Tushnet credits the legendary U. of C. law prof Geoff Stone for putting the letter in the context it probably needed to be in in the first place, which is closer to Ken White's thinking.
A Nuanced Defense
Yangyang Cheng, an alumnus, current postdoc at Cornell and "particle detector builder & dark matter hunter at CERN," on why she supports the letter despite being frustrated with its presentation of the subject, and while being a trauma survivor:
I mourned my loss through other people’s reflections of theirs. I sought out texts of subjects from broken homes and tortured childhoods to know that I’m not alone, and if the subjects turned out okay I felt I might too. I consumed works depicting the greatest horrors and sorrows in human history, to put my own suffering, miniscule in comparison, into perspective. I found comfort and companionship from those words. I found healing from those words. The experience of reading, listening, searching, thinking, and recovering was mine and mine alone. My intellectual safe space was of my own construction. I did not have, and would never have wanted, trigger warnings put in by other people to disrupt my experience.

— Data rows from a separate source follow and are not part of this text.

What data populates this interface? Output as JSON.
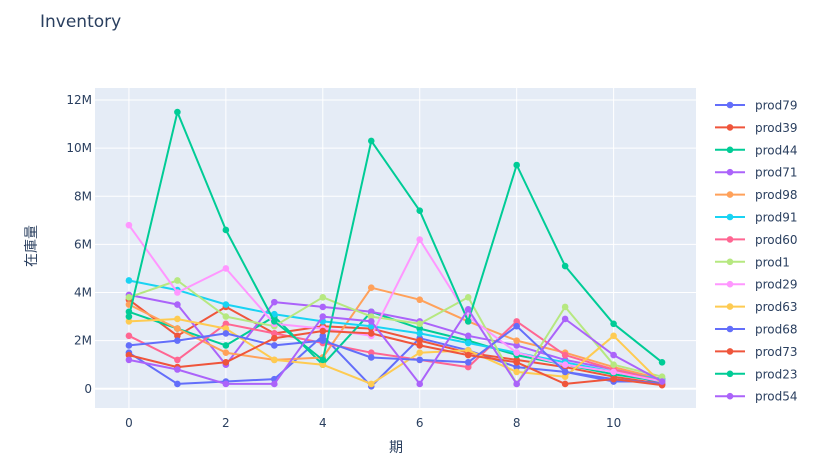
{
  "chart_data": {
    "type": "line",
    "title": "Inventory",
    "xlabel": "期",
    "ylabel": "在庫量",
    "xlim": [
      -0.7,
      11.7
    ],
    "ylim": [
      -800000,
      12500000
    ],
    "x_ticks": [
      0,
      2,
      4,
      6,
      8,
      10
    ],
    "y_ticks": [
      0,
      2000000,
      4000000,
      6000000,
      8000000,
      10000000,
      12000000
    ],
    "y_tick_labels": [
      "0",
      "2M",
      "4M",
      "6M",
      "8M",
      "10M",
      "12M"
    ],
    "grid": true,
    "legend_position": "right",
    "x": [
      0,
      1,
      2,
      3,
      4,
      5,
      6,
      7,
      8,
      9,
      10,
      11
    ],
    "series": [
      {
        "name": "prod79",
        "color": "#636efa",
        "values": [
          1500000,
          200000,
          300000,
          400000,
          2200000,
          100000,
          2100000,
          1600000,
          900000,
          700000,
          300000,
          300000
        ]
      },
      {
        "name": "prod39",
        "color": "#EF553B",
        "values": [
          3700000,
          2200000,
          3400000,
          2300000,
          2600000,
          2500000,
          2000000,
          1500000,
          1200000,
          900000,
          500000,
          200000
        ]
      },
      {
        "name": "prod44",
        "color": "#00cc96",
        "values": [
          3200000,
          2500000,
          1800000,
          3000000,
          1000000,
          3200000,
          2500000,
          2000000,
          1400000,
          1000000,
          600000,
          300000
        ]
      },
      {
        "name": "prod71",
        "color": "#ab63fa",
        "values": [
          3900000,
          3500000,
          1000000,
          3600000,
          3400000,
          3200000,
          2800000,
          2200000,
          1800000,
          1200000,
          800000,
          400000
        ]
      },
      {
        "name": "prod98",
        "color": "#FFA15A",
        "values": [
          3500000,
          2500000,
          1500000,
          1200000,
          1300000,
          4200000,
          3700000,
          2800000,
          2000000,
          1500000,
          900000,
          400000
        ]
      },
      {
        "name": "prod91",
        "color": "#19d3f3",
        "values": [
          4500000,
          4100000,
          3500000,
          3100000,
          2800000,
          2600000,
          2300000,
          1900000,
          1500000,
          1100000,
          700000,
          400000
        ]
      },
      {
        "name": "prod60",
        "color": "#FF6692",
        "values": [
          2200000,
          1200000,
          2700000,
          2300000,
          1900000,
          1500000,
          1200000,
          900000,
          2800000,
          1400000,
          800000,
          300000
        ]
      },
      {
        "name": "prod1",
        "color": "#B6E880",
        "values": [
          3800000,
          4500000,
          3000000,
          2600000,
          3800000,
          3000000,
          2700000,
          3800000,
          200000,
          3400000,
          1000000,
          500000
        ]
      },
      {
        "name": "prod29",
        "color": "#FF97FF",
        "values": [
          6800000,
          4000000,
          5000000,
          2700000,
          2500000,
          2200000,
          6200000,
          3000000,
          1500000,
          1000000,
          700000,
          300000
        ]
      },
      {
        "name": "prod63",
        "color": "#FECB52",
        "values": [
          2800000,
          2900000,
          2500000,
          1200000,
          1000000,
          200000,
          1500000,
          1600000,
          700000,
          500000,
          2200000,
          200000
        ]
      },
      {
        "name": "prod68",
        "color": "#636efa",
        "values": [
          1800000,
          2000000,
          2300000,
          1800000,
          2000000,
          1300000,
          1200000,
          1100000,
          2600000,
          700000,
          400000,
          200000
        ]
      },
      {
        "name": "prod73",
        "color": "#EF553B",
        "values": [
          1400000,
          900000,
          1100000,
          2100000,
          2400000,
          2300000,
          1800000,
          1400000,
          1100000,
          200000,
          400000,
          150000
        ]
      },
      {
        "name": "prod23",
        "color": "#00cc96",
        "values": [
          3000000,
          11500000,
          6600000,
          2800000,
          1200000,
          10300000,
          7400000,
          2800000,
          9300000,
          5100000,
          2700000,
          1100000
        ]
      },
      {
        "name": "prod54",
        "color": "#ab63fa",
        "values": [
          1200000,
          800000,
          200000,
          200000,
          3000000,
          2800000,
          200000,
          3300000,
          200000,
          2900000,
          1400000,
          300000
        ]
      }
    ]
  }
}
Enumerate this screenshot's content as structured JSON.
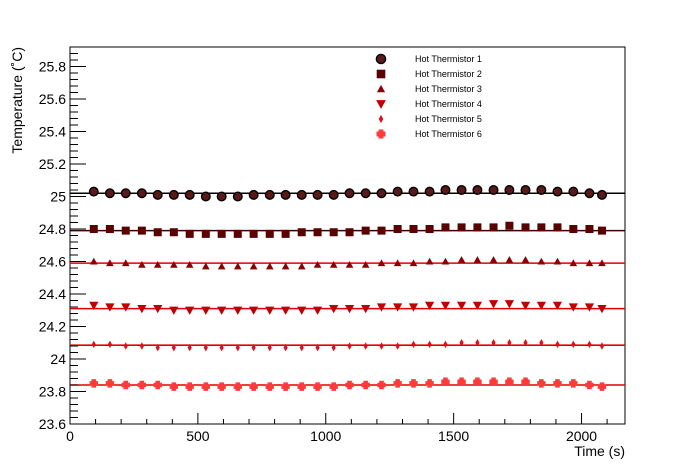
{
  "chart_data": {
    "type": "scatter",
    "xlabel": "Time (s)",
    "ylabel": "Temperature (˚C)",
    "xlim": [
      0,
      2170
    ],
    "ylim": [
      23.6,
      25.92
    ],
    "x_ticks": [
      0,
      500,
      1000,
      1500,
      2000
    ],
    "y_ticks": [
      23.6,
      23.8,
      24,
      24.2,
      24.4,
      24.6,
      24.8,
      25,
      25.2,
      25.4,
      25.6,
      25.8
    ],
    "legend_position": "top-right",
    "grid": false,
    "x": [
      93,
      156,
      218,
      281,
      343,
      406,
      468,
      531,
      593,
      656,
      718,
      781,
      843,
      906,
      968,
      1031,
      1093,
      1156,
      1218,
      1281,
      1343,
      1406,
      1468,
      1531,
      1593,
      1656,
      1718,
      1781,
      1843,
      1906,
      1968,
      2031,
      2080
    ],
    "series": [
      {
        "name": "Hot Thermistor 1",
        "marker": "circle",
        "color": "#000000",
        "fill": "#5a1a1a",
        "fit": 25.02,
        "values": [
          25.03,
          25.02,
          25.02,
          25.02,
          25.01,
          25.01,
          25.01,
          25.0,
          25.0,
          25.0,
          25.01,
          25.01,
          25.01,
          25.01,
          25.01,
          25.01,
          25.02,
          25.02,
          25.02,
          25.03,
          25.03,
          25.03,
          25.04,
          25.04,
          25.04,
          25.04,
          25.04,
          25.04,
          25.04,
          25.03,
          25.03,
          25.02,
          25.01
        ]
      },
      {
        "name": "Hot Thermistor 2",
        "marker": "square",
        "color": "#5a0000",
        "fit": 24.79,
        "values": [
          24.8,
          24.8,
          24.79,
          24.79,
          24.78,
          24.78,
          24.77,
          24.77,
          24.77,
          24.77,
          24.77,
          24.77,
          24.77,
          24.78,
          24.78,
          24.78,
          24.78,
          24.79,
          24.79,
          24.8,
          24.8,
          24.8,
          24.81,
          24.81,
          24.81,
          24.81,
          24.82,
          24.81,
          24.81,
          24.81,
          24.8,
          24.8,
          24.79
        ]
      },
      {
        "name": "Hot Thermistor 3",
        "marker": "triangle-up",
        "color": "#8b0000",
        "fit": 24.59,
        "values": [
          24.6,
          24.59,
          24.59,
          24.58,
          24.58,
          24.58,
          24.58,
          24.57,
          24.57,
          24.57,
          24.57,
          24.57,
          24.57,
          24.57,
          24.58,
          24.58,
          24.58,
          24.58,
          24.59,
          24.59,
          24.59,
          24.6,
          24.6,
          24.61,
          24.61,
          24.61,
          24.61,
          24.61,
          24.6,
          24.6,
          24.59,
          24.59,
          24.59
        ]
      },
      {
        "name": "Hot Thermistor 4",
        "marker": "triangle-down",
        "color": "#c00000",
        "fit": 24.31,
        "values": [
          24.33,
          24.32,
          24.32,
          24.31,
          24.31,
          24.3,
          24.3,
          24.3,
          24.3,
          24.3,
          24.3,
          24.3,
          24.3,
          24.3,
          24.3,
          24.31,
          24.31,
          24.31,
          24.32,
          24.32,
          24.32,
          24.33,
          24.33,
          24.33,
          24.33,
          24.34,
          24.34,
          24.33,
          24.33,
          24.33,
          24.32,
          24.32,
          24.31
        ]
      },
      {
        "name": "Hot Thermistor 5",
        "marker": "diamond",
        "color": "#e01010",
        "fit": 24.085,
        "values": [
          24.09,
          24.09,
          24.08,
          24.08,
          24.07,
          24.07,
          24.07,
          24.07,
          24.07,
          24.07,
          24.07,
          24.07,
          24.07,
          24.07,
          24.07,
          24.07,
          24.08,
          24.08,
          24.08,
          24.08,
          24.09,
          24.09,
          24.09,
          24.1,
          24.1,
          24.1,
          24.1,
          24.1,
          24.1,
          24.09,
          24.09,
          24.09,
          24.08
        ]
      },
      {
        "name": "Hot Thermistor 6",
        "marker": "cross",
        "color": "#ff3a3a",
        "fit": 23.84,
        "values": [
          23.85,
          23.85,
          23.84,
          23.84,
          23.84,
          23.83,
          23.83,
          23.83,
          23.83,
          23.83,
          23.83,
          23.83,
          23.83,
          23.83,
          23.83,
          23.83,
          23.84,
          23.84,
          23.84,
          23.85,
          23.85,
          23.85,
          23.86,
          23.86,
          23.86,
          23.86,
          23.86,
          23.86,
          23.85,
          23.85,
          23.85,
          23.84,
          23.83
        ]
      }
    ]
  }
}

It's an elegiac defense of the idea, and worth reading at its considerable length; what it's not is gleeful, smug, and triumphalist in its defense, which a lot of the reaction has been.
Defining "Safe Space"
P.Z. Myers, a University of Minnesota-Morris biologist, whose Wikipedia page notes, accurately, that he is "widely regarded as a confrontationalist" in the intelligent design/creationist movement:
When I teach, I am an enforcer for certain rules of decorum—I create a safe space for learning. That doesn’t mean discussion is put on rails and not allowed to deviate from my plan. I might not allow a conversation about football when the topic is evolution, but if someone raises a hand and makes a creationist objection, which is wrong but on topic, I don’t allow the class to shout down the person (I have been in this situation, where the students are more discouraging of ideas than I am, and I have to crack down and insist that the class address the question respectfully). A safe space is a place where we focus on an issue, and we don’t allow distractions. I guarantee you that every class at the U of C is a safe space for a certain perspective, because that is the nature of teaching. Or does Dean Ellison think every classroom should be the equivalent of the comment section on a YouTube video, where the loudest assholes are allowed to dominate?

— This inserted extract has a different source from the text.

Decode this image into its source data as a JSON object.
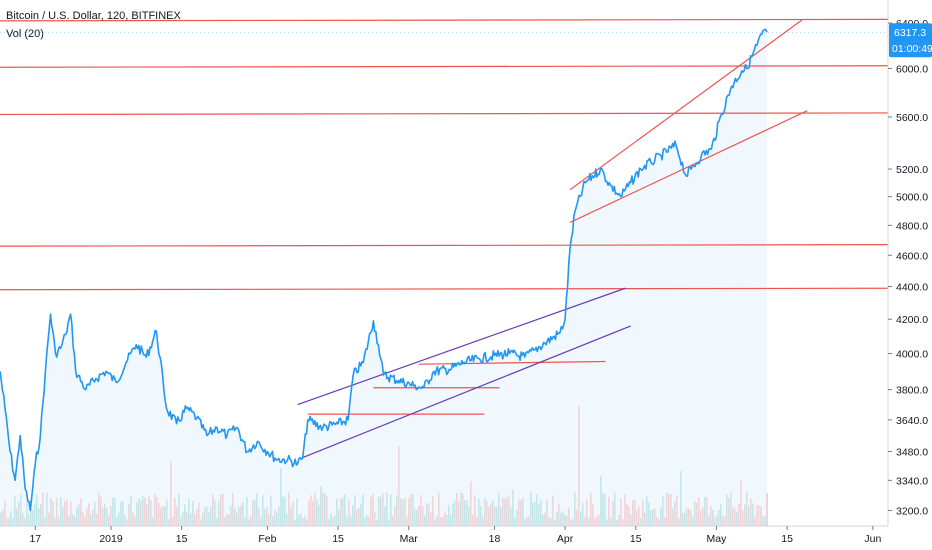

Myers goes on to note that he's been using "trigger warnings" for three decades, such as when he's going to show photos of fetuses with birth defects, so that students aren't caught off-guard and are of clearer mind to think about the science, not the shock.

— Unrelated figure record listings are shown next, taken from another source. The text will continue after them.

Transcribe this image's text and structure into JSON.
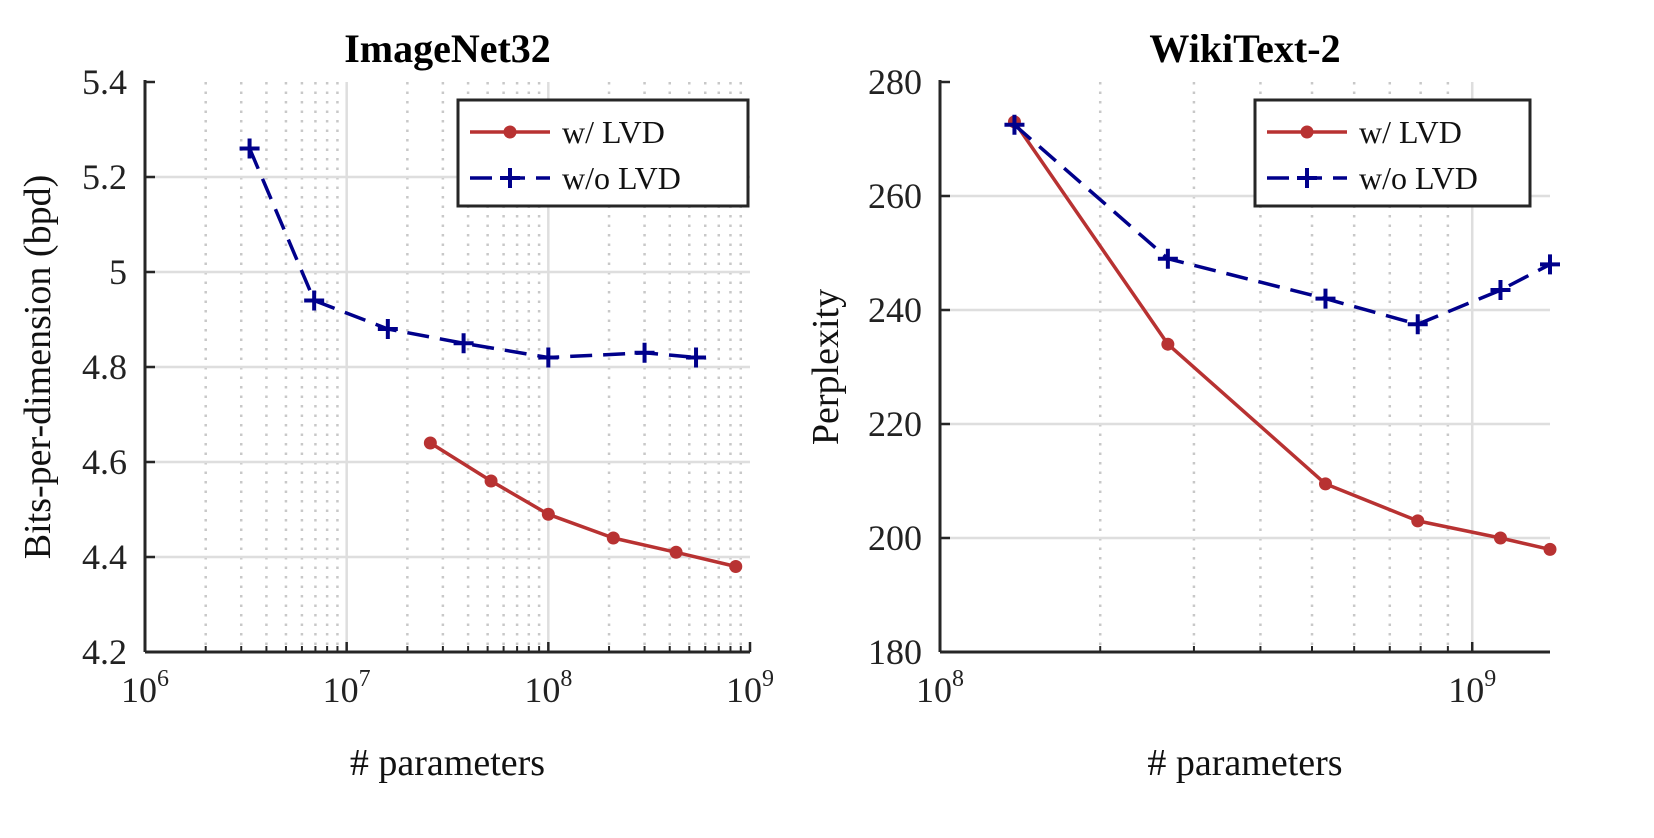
{
  "chart_data": [
    {
      "type": "line",
      "title": "ImageNet32",
      "xlabel": "# parameters",
      "ylabel": "Bits-per-dimension (bpd)",
      "xscale": "log",
      "xlim": [
        1000000,
        1000000000
      ],
      "ylim": [
        4.2,
        5.4
      ],
      "x_ticks": [
        {
          "base": "10",
          "exp": "6"
        },
        {
          "base": "10",
          "exp": "7"
        },
        {
          "base": "10",
          "exp": "8"
        },
        {
          "base": "10",
          "exp": "9"
        }
      ],
      "y_ticks": [
        "4.2",
        "4.4",
        "4.6",
        "4.8",
        "5",
        "5.2",
        "5.4"
      ],
      "grid": true,
      "legend_position": "top-right",
      "series": [
        {
          "name": "w/ LVD",
          "color": "#b83232",
          "marker": "dot",
          "dashed": false,
          "x": [
            26000000,
            52000000,
            100000000,
            210000000,
            430000000,
            850000000
          ],
          "y": [
            4.64,
            4.56,
            4.49,
            4.44,
            4.41,
            4.38
          ]
        },
        {
          "name": "w/o LVD",
          "color": "#00008b",
          "marker": "plus",
          "dashed": true,
          "x": [
            3300000,
            6900000,
            16000000,
            38000000,
            100000000,
            300000000,
            540000000
          ],
          "y": [
            5.26,
            4.94,
            4.88,
            4.85,
            4.82,
            4.83,
            4.82
          ]
        }
      ]
    },
    {
      "type": "line",
      "title": "WikiText-2",
      "xlabel": "# parameters",
      "ylabel": "Perplexity",
      "xscale": "log",
      "xlim": [
        100000000,
        1400000000
      ],
      "ylim": [
        180,
        280
      ],
      "x_ticks": [
        {
          "base": "10",
          "exp": "8"
        },
        {
          "base": "10",
          "exp": "9"
        }
      ],
      "y_ticks": [
        "180",
        "200",
        "220",
        "240",
        "260",
        "280"
      ],
      "grid": true,
      "legend_position": "top-right",
      "series": [
        {
          "name": "w/ LVD",
          "color": "#b83232",
          "marker": "dot",
          "dashed": false,
          "x": [
            138000000,
            268000000,
            530000000,
            790000000,
            1130000000,
            1400000000
          ],
          "y": [
            273,
            234,
            209.5,
            203,
            200,
            198
          ]
        },
        {
          "name": "w/o LVD",
          "color": "#00008b",
          "marker": "plus",
          "dashed": true,
          "x": [
            138000000,
            268000000,
            530000000,
            790000000,
            1130000000,
            1400000000
          ],
          "y": [
            272.5,
            249,
            242,
            237.5,
            243.5,
            248
          ]
        }
      ]
    }
  ]
}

What the Conversation Misses
Jared Keller, in a thoughtful essay for Pacific Standard titled "What Americans Don't Understand About Trigger Warnings," gives reasons to be skeptical about trigger warnings: they may not be effective, generally speaking, though of course academics like Myers can cite cases where they seem to be. Again, this gets back to the academic-freedom issue: while they might not usually work, a professor may want the freedom to use them where he or she has reason and evidence to believe they will. Keller's broader point is this:
Additionally, the public deploys “trauma” and “trigger” in a monolithic fashion to encompass all classroom anxiety, a misunderstanding that makes intellectually honest discussions of trauma and tragedy rife with tension.
There's a lot of intellectually honest discussion of this out there; I'm barely scratching the surface. But—in a debate about free inquiry—it tends to get lost.